The Twitter message from New York Times editor Damon Darlin came minutes after the Federal Aviation Administration began a news conference announcing a change in policy on electronic devices on airplanes. Darlin pinned the credit for switch to a Times reporter. "And thank you Nick Bilton," his message to me read.
Many, many people are like Bilton, Darlin and company, thrilled that the FAA has promised to streamline "the approval of expanded PED use by giving airlines updated, clear guidance." Though each airline will continue to decide for itself, how and when it will allow passengers to use PEDs, the FAA is making it clear, it won't be an obstacle anymore.
As I've written many times, both for the Times and on this blog, electronic devices interfere with airplane systems.
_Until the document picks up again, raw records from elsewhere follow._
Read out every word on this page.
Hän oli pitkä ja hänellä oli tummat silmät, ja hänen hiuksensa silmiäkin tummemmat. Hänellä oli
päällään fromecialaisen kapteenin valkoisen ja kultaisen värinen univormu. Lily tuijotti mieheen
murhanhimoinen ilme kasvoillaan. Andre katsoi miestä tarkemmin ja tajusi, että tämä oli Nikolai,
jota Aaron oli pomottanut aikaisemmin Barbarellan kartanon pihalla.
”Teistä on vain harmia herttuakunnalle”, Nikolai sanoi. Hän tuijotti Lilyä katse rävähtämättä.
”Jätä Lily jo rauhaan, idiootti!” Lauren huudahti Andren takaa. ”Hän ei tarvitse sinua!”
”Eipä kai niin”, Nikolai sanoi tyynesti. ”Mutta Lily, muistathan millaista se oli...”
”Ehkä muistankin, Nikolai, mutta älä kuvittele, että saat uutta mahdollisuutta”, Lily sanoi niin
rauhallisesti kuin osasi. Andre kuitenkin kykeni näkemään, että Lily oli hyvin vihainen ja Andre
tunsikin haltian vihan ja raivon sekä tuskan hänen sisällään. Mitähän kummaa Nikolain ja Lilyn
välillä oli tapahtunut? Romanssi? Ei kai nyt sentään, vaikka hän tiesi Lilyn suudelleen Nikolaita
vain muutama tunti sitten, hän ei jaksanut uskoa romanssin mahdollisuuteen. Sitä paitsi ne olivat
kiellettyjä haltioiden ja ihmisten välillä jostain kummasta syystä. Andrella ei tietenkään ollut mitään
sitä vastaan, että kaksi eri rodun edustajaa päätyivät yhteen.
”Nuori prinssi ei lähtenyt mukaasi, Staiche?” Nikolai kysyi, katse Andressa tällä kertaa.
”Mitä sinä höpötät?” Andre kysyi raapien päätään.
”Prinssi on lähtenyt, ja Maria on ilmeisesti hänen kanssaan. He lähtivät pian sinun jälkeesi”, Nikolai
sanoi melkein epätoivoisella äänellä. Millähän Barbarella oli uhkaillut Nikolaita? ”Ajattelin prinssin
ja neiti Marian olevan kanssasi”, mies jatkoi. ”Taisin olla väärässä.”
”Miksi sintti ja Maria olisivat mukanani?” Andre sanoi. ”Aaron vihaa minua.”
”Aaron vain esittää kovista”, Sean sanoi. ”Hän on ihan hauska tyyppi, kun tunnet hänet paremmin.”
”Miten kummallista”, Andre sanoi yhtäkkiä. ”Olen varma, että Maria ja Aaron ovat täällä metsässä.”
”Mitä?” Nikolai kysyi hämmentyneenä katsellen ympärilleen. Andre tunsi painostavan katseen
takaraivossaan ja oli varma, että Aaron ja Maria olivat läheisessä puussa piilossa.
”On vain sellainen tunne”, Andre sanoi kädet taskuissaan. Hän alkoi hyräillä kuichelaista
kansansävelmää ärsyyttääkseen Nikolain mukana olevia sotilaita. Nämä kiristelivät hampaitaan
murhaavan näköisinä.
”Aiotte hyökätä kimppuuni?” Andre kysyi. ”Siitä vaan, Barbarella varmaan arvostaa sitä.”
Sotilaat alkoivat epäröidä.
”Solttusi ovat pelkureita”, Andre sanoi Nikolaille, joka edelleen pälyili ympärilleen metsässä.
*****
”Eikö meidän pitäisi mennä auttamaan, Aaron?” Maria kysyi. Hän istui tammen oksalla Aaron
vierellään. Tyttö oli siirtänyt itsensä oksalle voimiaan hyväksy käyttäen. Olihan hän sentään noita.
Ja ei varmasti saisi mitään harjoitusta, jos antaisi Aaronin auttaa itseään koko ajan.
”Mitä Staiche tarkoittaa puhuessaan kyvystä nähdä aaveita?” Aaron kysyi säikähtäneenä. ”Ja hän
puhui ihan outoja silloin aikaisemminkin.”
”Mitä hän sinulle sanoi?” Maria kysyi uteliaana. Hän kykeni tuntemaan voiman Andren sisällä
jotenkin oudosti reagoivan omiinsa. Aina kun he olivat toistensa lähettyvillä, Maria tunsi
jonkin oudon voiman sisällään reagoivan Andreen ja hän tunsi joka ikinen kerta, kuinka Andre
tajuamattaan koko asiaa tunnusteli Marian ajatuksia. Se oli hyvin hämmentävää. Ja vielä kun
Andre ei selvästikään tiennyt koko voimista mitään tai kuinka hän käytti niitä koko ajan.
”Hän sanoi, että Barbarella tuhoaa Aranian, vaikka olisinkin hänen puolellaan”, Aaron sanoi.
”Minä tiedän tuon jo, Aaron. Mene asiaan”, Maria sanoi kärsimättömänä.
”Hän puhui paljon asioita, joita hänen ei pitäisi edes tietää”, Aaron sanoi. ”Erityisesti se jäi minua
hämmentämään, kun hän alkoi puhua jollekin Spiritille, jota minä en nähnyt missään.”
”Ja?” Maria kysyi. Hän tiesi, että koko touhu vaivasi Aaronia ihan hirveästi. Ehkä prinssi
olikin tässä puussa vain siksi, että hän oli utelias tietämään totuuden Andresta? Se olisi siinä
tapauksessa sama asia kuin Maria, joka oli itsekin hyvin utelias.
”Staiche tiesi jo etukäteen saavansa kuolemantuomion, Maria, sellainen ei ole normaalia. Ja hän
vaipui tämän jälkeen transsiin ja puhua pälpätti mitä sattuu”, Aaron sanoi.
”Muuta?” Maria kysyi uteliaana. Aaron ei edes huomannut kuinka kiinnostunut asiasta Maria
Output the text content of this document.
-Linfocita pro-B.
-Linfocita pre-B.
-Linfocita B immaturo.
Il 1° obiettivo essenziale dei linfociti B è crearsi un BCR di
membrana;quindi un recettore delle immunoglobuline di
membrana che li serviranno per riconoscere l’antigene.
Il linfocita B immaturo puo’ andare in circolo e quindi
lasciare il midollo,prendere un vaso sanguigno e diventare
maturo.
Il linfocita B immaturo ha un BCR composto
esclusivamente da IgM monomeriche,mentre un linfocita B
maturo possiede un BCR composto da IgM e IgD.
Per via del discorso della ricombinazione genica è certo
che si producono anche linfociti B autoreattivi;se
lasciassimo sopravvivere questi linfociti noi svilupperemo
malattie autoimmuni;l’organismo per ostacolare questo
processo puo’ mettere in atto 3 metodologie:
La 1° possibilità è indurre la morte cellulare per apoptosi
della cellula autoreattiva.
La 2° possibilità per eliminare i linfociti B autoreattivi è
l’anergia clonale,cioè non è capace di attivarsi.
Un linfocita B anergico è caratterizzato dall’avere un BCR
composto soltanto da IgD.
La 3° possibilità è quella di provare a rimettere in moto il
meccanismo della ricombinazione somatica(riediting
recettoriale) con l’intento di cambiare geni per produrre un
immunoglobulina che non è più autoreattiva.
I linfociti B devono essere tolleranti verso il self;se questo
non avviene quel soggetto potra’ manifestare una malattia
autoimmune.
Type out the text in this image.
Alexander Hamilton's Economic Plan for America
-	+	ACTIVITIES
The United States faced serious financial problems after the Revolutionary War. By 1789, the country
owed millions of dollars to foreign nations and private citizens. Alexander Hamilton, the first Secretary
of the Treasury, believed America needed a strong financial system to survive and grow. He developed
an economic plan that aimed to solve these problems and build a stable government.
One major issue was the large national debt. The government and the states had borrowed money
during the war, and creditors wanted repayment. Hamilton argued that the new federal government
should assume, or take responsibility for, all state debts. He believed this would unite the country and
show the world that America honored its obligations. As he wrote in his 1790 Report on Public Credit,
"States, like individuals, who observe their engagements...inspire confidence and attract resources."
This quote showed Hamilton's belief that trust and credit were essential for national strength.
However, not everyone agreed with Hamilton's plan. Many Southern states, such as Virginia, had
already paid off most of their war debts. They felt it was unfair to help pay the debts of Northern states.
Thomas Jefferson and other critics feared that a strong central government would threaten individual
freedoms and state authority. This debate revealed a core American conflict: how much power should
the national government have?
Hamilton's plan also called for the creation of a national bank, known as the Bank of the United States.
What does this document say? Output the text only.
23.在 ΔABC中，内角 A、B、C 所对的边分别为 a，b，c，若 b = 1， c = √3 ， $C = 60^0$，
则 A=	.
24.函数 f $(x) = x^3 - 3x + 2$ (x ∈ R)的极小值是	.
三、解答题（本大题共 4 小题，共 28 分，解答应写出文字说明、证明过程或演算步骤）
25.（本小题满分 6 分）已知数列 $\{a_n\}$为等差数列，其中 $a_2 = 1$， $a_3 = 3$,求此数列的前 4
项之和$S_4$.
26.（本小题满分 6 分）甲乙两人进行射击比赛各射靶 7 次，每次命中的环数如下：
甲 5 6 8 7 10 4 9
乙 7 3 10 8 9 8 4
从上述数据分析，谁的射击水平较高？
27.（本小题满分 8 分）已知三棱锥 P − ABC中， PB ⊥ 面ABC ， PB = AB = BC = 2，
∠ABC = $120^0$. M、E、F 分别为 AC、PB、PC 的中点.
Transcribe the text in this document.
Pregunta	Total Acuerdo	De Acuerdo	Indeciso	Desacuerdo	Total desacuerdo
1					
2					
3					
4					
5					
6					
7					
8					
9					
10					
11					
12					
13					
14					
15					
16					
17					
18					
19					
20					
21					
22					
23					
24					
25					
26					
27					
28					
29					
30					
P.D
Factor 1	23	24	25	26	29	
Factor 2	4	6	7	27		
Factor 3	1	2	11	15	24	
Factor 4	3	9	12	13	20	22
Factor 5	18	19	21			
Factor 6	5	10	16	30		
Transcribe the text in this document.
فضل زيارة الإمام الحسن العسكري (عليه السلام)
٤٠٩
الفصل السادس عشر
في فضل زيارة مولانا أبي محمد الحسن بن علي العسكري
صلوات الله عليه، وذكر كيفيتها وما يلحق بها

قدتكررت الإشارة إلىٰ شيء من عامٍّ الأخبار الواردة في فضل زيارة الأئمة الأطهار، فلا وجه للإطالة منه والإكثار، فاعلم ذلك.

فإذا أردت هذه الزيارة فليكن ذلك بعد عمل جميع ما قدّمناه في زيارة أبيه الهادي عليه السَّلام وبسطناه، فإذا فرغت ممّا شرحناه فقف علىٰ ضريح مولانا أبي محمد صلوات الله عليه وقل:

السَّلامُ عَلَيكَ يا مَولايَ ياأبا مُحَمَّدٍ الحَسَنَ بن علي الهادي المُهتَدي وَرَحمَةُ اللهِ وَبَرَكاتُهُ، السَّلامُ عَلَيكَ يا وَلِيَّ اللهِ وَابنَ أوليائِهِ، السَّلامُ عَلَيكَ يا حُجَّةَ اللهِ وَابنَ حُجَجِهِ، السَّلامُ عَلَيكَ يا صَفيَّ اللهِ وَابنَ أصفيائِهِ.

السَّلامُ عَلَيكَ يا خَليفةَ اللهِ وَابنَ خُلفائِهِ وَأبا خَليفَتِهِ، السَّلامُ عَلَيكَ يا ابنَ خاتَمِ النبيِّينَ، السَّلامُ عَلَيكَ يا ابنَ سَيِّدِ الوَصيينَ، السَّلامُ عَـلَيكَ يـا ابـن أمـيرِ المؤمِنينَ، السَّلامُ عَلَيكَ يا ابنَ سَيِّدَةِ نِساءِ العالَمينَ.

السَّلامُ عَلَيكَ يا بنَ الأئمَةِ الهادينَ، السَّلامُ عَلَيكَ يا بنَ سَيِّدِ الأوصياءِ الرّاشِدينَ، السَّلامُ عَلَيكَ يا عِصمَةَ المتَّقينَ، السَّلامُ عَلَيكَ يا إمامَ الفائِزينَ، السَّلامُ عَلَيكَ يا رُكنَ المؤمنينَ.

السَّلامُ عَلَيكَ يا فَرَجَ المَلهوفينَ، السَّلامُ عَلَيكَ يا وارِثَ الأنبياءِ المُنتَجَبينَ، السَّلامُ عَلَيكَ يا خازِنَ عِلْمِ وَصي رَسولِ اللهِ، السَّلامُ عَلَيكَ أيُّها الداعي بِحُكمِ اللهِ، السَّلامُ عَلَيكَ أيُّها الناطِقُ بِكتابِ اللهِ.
In the report on which the FAA based its new policy, the panel of experts reiterate that much remains unclear about the impact of EMI emitting devices on air safety. Here are five of the many alarming points made by the FAA's advisory committee.
- The potential for interference depends on the aircraft, its systems and the PED.
- Even newer aircraft have sensitive receivers that may be vulnerable to emissions from PEDs.
- Some ground based navigational aids may be as receptive to interference now as they were in the 1960s
- Navigation assistance for ILS approaches may also be impacted
- Devices transmitting a signal like Wifi or Bluetooth, that can generate spurious signals, are an even greater concern.
Those troubles and more, however, had to be balanced against a population of travelers who did not believe the worries were real and voted with their power on buttons.
Whether the electronics and inflight entertainment industry pushed their agenda I can't say, though Bilton quoted them many times. The Washington Post's Lydia DiPillis suggests that Amazon executive Paul Misener was a questionable choice to head up the FAA's advisory committee. (This took considerable courage since her new boss is Amazon chieftan Jeff Bezos.)
DiPillis' worry, that scientific ethics could be compromised by putting someone with a financial outcome in the decision in charge of fact finding could be true. Except, it doesn't appear that the committee's alarming conclusions were squelched at all. Reasonable people reading the report have to wonder, "Is this a good idea?" (See points made above, or read the report yourself by clicking here.)
The majority of the flying public trusts the FAA is making this decision with air safety first and foremost because they want that to be the case.
The fact of the matter is that the facts don't matter. With a report that suggests safety issues exist, the FAA welcomes the widespread use of devices on airplanes. The science takes a backseat to other factors -- social, political, economic and logistical.
So now we have an outcome. Whether it's a good or a bad one, remains to be seen.